Davutoğlu ile Erdoğan arasında geçmişte Ahmet Necdet Sezer ile
Bülent Ecevit arasında yaşananlara benzer bir krizin
yaşanmayacağını belirten Selvi, “AK Parti, o krizin külleri
arasından istikrar arayışlarının simgesi olarak doğdu ve tek başına
iktidara geldi. Evet, Cumhurbaşkanı Erdoğan olduğu sürece AK Parti
bir krizin içine girmez. Bazı sarsıntılar yaşasa da bir siyasi
deprem geçirmez. Çünkü AK Parti’nin çok güçlü bir lideri var”
dedi.
Selvi'nin bugün (5 Mayıs 2016) yayımlanan "Erdoğan -
Davutoğlu görüşmesinin perde arkası" başlıklı yazısı
şöyle:
AK Parti'de geçen hafta Cuma günü patlak veren kriz, dün
Cumhurbaşkanı ile Başbakan arasındaki görüşmede olağanüstü kongre
kararı alınmasıyla sonuçlandı.
Erdoğan-Davutoğlu görüşmesinden istifa yerine kongreye gidilmesi
kararı çıktı.
AK Parti’de 27 Ağustos 2014 tarihinde başlayan Davutoğlu dönemi,
böylece 28 Mayıs tarihinde yapılacak olan olağanüstü kongre ile
sona erecek.
Başbakan Davutoğlu, kongrede aday olmayacak. Cumhurbaşkanı ile
görüşmeden bir gün önce gerçekleşen MYK toplantısında Başbakan,
“Ben rekabet havası içinde bir kongreye gidilmesini istemem. AK
Parti’de çift başlı bir kongre taraftarı değilim” demişti.
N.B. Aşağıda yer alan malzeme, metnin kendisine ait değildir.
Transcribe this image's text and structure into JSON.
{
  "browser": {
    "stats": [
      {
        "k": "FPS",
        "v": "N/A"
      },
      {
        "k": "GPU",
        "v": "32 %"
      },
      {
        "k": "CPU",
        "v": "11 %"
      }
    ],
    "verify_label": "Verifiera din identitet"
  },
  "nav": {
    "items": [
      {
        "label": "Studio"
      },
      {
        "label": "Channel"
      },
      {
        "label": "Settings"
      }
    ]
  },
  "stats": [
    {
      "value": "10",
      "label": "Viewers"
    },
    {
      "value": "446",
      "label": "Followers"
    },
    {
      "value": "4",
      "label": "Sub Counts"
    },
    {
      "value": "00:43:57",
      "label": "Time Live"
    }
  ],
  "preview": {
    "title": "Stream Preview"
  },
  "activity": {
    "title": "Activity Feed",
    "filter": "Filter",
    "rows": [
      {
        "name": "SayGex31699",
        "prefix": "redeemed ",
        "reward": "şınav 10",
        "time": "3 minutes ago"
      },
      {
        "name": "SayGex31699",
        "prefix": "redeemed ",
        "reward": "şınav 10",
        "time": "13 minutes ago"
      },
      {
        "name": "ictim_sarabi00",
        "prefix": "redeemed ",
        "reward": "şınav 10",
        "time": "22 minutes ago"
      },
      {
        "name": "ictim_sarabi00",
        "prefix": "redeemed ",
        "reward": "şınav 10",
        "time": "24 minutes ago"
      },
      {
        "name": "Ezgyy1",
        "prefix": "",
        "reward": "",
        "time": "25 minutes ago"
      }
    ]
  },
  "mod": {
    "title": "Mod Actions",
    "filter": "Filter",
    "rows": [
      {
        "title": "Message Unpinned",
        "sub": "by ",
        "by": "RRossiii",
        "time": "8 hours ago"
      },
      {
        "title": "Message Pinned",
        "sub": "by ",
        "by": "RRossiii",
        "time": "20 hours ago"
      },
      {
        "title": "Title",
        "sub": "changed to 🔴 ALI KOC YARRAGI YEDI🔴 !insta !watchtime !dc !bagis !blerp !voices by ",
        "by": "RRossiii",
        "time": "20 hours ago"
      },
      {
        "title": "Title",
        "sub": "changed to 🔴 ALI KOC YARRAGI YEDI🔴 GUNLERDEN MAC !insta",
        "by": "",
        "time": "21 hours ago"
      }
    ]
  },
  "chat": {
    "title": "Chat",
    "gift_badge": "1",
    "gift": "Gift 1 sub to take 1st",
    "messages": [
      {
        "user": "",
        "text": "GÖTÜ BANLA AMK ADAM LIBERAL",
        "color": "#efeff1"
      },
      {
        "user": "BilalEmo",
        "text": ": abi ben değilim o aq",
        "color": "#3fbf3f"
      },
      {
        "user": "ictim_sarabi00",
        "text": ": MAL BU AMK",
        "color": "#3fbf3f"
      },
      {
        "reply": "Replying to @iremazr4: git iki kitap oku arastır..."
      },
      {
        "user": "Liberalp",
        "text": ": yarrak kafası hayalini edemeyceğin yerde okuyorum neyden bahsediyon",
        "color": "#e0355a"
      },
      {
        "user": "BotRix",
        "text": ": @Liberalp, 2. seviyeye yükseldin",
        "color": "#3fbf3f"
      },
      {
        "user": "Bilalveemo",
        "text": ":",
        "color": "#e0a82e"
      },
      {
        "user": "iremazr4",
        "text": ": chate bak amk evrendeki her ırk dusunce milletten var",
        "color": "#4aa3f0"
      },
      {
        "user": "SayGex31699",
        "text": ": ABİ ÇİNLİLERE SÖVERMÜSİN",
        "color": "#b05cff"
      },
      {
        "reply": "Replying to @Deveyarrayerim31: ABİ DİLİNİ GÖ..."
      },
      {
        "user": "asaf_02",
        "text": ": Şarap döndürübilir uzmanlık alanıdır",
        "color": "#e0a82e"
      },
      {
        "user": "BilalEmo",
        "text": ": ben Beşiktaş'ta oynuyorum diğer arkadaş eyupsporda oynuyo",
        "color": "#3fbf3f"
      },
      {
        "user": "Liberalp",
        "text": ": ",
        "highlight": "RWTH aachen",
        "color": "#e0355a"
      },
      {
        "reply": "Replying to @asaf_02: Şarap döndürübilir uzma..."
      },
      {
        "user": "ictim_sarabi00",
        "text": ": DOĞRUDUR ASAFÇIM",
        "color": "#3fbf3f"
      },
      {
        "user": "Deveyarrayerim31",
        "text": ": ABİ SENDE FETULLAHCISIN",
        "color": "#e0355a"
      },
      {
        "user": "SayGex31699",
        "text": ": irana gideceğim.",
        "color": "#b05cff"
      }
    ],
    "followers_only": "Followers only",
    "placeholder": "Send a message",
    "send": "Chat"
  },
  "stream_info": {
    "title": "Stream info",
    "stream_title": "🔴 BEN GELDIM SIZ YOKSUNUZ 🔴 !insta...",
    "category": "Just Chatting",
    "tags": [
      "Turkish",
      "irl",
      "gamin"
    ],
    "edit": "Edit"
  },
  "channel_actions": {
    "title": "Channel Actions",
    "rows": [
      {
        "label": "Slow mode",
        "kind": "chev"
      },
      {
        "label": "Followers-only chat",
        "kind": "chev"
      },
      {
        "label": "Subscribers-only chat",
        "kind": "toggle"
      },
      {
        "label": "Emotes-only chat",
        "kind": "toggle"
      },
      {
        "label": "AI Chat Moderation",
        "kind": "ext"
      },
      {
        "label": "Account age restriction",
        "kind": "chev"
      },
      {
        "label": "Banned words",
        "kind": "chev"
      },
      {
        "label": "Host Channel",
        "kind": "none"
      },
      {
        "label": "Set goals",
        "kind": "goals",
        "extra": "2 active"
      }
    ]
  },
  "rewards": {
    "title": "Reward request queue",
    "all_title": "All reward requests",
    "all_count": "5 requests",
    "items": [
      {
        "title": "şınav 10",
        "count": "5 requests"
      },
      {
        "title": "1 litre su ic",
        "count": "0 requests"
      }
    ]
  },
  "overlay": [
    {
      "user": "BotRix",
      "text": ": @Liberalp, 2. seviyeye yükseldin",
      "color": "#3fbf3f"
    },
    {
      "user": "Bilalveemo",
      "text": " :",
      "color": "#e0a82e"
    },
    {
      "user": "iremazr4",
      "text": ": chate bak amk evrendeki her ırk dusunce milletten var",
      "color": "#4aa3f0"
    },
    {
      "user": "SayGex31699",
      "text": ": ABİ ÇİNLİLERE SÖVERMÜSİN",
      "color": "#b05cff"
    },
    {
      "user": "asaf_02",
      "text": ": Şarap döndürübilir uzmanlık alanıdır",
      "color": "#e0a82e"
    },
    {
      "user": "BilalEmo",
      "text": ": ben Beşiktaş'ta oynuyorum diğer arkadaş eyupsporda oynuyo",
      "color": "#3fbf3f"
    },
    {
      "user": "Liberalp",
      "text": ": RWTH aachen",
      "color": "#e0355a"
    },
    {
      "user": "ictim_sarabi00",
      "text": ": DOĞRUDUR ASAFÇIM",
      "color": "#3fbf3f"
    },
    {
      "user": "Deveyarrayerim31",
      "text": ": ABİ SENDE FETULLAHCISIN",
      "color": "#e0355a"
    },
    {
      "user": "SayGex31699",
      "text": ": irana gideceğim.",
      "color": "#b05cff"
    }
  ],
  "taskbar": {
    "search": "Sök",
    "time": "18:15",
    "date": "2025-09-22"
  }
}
Temiz bir isim Ahmet Davutoğlu. Parti içi kavgaya girmeden temiz
bir şekilde görevi devredecek. AK Parti Genel başkanlığı ve
Başbakanlık görevini devredecek ama AK Parti Milletvekili olarak
görevini sürdürecek.
29 Nisan tarihinde MKYK toplantısında Başbakan Davutoğlu’nun il ve
ilçe başkanlarıyla ilgili yetkinin alındığı toplantıdan sonra AK
Parti’deki gelişmeler hızla büyüdü. Başbakan, Salı günkü AK Parti
grubunda yaptığı 28 dakikalık konuşma ile görevi bırakabileceğinin
sinyalini vermişti. Ama asıl ipleri koparan gelişme MKYK toplantısı
öncesinde Cumhurbaşkanı ile Başbakan arasındaki telefon
görüşmesiydi. “Arkadaşlar sizin adınıza imza topladıklarını
söylüyorlar” deyince Cumhurbaşkanı Erdoğan, “Normal tabi, ben
onların lideriyim” karşılığını vermişti. Bunun üzerine Başbakan,
“Siz benimde liderimsiniz. MKYK’yı erteleyelim ya da geleyim
görüşelim” demiş, ancak Erdoğan, “Gereğini yapın” diye cevap
vermişti.
Bu süreçte en önemli kilometre taşlarından biri dünkü
Cumhurbaşkanı-Başbakan görüşmesiydi. Toplantıdan önce Başbakan
Davutoğlu’nun görüşmeye cebinde istifa mektubuyla gitmesi
bekleniyordu. Ancak gün boyu yürüyen mekik diplomasisi ile istifa
mektubuyla gitmek yerine Cumhurbaşkanı ile görüşmede sorunları
masaya yatırıp, yeni bir ilişki modeli ortaya çıkarma ön plana
çıkmıştı. Hatta Salı gününü Çarşambaya bağlayan gece Miraç
kandilinde Başbakan Davutoğlu, Cumhurbaşkanı Erdoğan’ı arayıp,
kandilini kutlamış, Çarşamba günkü görüşme o sırada
belirlenmişti.
Meclis Başkanı İsmail Kahraman, Başbakan yardımcısı Yalçın Akdoğan
ve AK Parti Genel başkan yardımcısı Ömer Çelik dün hem
Cumhurbaşkanı ile hem Başbakan’la görüştüler.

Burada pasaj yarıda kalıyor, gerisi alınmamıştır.